OH, HOW I LOVE THESE. Somehow meaty, salty, fishy and simply delicious. I rave about these all the time because they can turn something quite ordinary into something sublime. I’ve been known to gift large tins of the anchovies to fellow lovers of the umami-rich, salted and cured fish. Yes, they are pricey, but most of the time you only use small quantities – unless of course you are making bagna cauda, the Piedmontese hot anchovy dip, in which case you’ll want to throw all caution to the wind. Of course, the simplest way to eat them is on a slice of good bread with lashings of unsalted butter.

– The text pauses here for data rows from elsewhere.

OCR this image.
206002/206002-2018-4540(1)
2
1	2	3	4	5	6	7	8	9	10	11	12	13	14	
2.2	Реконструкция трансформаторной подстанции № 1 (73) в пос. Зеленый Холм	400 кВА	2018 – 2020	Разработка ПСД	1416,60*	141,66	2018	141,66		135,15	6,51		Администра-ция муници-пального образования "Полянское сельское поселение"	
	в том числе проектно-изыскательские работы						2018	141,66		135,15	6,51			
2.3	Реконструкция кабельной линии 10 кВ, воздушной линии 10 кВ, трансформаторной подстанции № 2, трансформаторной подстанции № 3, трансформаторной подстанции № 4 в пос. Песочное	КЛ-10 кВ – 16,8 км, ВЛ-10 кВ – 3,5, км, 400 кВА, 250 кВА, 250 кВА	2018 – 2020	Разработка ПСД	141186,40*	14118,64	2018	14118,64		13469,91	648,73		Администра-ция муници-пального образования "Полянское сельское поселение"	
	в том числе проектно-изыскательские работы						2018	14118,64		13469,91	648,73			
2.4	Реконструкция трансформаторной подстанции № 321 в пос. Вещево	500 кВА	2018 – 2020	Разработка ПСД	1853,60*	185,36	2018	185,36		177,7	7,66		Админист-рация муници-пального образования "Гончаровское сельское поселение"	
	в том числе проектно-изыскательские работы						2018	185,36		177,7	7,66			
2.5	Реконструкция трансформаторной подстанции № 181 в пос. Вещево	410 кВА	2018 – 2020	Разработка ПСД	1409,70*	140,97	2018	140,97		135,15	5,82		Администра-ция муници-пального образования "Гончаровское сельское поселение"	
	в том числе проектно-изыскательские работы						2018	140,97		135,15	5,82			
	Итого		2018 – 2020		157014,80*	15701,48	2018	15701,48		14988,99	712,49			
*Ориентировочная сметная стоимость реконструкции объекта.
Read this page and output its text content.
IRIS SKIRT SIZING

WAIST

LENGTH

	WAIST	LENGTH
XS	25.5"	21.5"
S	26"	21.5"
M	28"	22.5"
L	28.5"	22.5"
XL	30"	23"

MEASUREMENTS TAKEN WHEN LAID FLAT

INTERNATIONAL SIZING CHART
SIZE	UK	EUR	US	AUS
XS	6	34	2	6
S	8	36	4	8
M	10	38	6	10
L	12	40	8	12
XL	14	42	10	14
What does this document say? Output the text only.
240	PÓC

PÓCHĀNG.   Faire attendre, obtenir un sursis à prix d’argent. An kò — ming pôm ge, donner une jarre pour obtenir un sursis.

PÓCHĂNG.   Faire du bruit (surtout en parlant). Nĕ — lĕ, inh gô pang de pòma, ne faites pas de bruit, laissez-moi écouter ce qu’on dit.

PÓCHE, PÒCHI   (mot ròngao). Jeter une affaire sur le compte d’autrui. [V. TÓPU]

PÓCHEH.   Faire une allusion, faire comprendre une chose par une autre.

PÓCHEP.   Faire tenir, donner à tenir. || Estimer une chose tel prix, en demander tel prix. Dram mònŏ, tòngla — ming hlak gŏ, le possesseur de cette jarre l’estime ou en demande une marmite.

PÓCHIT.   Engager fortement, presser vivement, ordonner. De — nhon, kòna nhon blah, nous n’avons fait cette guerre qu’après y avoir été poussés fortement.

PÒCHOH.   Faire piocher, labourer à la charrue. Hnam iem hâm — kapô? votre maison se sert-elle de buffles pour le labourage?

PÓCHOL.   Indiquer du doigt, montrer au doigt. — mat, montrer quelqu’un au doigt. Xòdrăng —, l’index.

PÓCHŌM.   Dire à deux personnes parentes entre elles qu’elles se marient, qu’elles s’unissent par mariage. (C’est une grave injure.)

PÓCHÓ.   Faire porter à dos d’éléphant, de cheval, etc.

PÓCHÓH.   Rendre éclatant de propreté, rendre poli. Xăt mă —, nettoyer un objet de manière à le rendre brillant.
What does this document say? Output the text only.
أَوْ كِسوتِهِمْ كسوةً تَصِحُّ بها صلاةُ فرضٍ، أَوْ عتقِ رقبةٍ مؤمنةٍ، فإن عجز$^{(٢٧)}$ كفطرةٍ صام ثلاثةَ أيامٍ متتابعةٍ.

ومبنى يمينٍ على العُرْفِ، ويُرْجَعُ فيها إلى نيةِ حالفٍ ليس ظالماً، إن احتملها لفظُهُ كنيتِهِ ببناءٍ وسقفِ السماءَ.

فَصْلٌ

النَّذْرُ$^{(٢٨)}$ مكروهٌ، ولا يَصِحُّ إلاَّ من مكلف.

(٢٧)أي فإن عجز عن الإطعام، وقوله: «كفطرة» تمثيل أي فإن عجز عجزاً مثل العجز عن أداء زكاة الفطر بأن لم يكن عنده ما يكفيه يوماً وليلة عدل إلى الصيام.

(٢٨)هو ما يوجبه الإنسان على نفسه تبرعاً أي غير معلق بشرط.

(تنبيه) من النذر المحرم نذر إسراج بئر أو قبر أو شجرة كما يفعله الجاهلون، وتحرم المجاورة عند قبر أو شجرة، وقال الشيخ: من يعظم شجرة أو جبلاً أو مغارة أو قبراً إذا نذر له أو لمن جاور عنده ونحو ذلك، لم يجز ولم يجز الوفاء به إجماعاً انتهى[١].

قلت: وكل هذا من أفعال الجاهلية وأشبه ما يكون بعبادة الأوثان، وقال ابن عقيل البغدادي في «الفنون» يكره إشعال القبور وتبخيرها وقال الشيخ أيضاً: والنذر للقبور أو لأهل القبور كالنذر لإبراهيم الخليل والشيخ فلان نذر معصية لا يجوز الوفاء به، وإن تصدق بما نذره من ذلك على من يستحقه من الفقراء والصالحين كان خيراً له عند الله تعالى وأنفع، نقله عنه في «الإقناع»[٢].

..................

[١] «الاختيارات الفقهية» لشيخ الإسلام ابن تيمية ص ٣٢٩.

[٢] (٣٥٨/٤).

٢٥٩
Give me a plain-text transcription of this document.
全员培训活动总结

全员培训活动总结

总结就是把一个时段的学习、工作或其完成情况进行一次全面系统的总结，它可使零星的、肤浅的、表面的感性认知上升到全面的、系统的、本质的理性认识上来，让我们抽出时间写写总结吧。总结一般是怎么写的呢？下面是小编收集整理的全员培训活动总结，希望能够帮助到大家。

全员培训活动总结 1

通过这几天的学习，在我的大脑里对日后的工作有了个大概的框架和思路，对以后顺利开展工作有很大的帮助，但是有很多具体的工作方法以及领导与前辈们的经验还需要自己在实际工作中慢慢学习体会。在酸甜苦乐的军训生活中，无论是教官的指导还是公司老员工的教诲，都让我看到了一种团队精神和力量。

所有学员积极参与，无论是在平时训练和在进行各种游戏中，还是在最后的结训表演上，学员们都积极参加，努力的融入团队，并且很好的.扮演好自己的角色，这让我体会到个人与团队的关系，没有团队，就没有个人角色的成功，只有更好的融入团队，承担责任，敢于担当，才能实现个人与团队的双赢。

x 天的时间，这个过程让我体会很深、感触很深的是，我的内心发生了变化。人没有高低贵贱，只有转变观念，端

Silverbeet anchovy gratin Blanch silverbeet leaves in salted boiling water. Add vinegar to the water and cook the stems, then slice. Fry garlic with butter, add chilli flakes and a few anchovies and cook until the anchovies have melted. Add the stems, sprinkle with flour and add some of the vinegared water. Simmer for 10 minutes, add the silverbeet leaves, put into a gratin dish and cover with breadcrumbs and parmesan. Bake until bubbling.

Bagna cauda Take 6 cloves of peeled garlic and put into a small saucepan with just enough olive oil to cover. Cook gently until very soft but uncoloured. Add 12 fillets of anchovies and whisk to melt the anchovies and mash the garlic. Add chilled cubes of butter and whisk until emulsified. Keep warm and serve as a dip for raw vegetables such as celery, radish, carrot, fennel or cooked ones such as potatoes and silverbeet.


Pound a small clove of garlic and 4 anchovy fillets to a paste, add grated lemon zest, the juice of a lemon and 3 tablespoons of olive oil, thinning with a little water if necessary. Cook ½ cup pearl barley for 20-25 minutes until just tender, add 150g spinach leaves to the pot to just wilt, then drain well and mix with the zest of 1 lemon, the juice of half a lemon and 3 tablespoons extra virgin olive oil. Serve with slices of roasted lamb rump.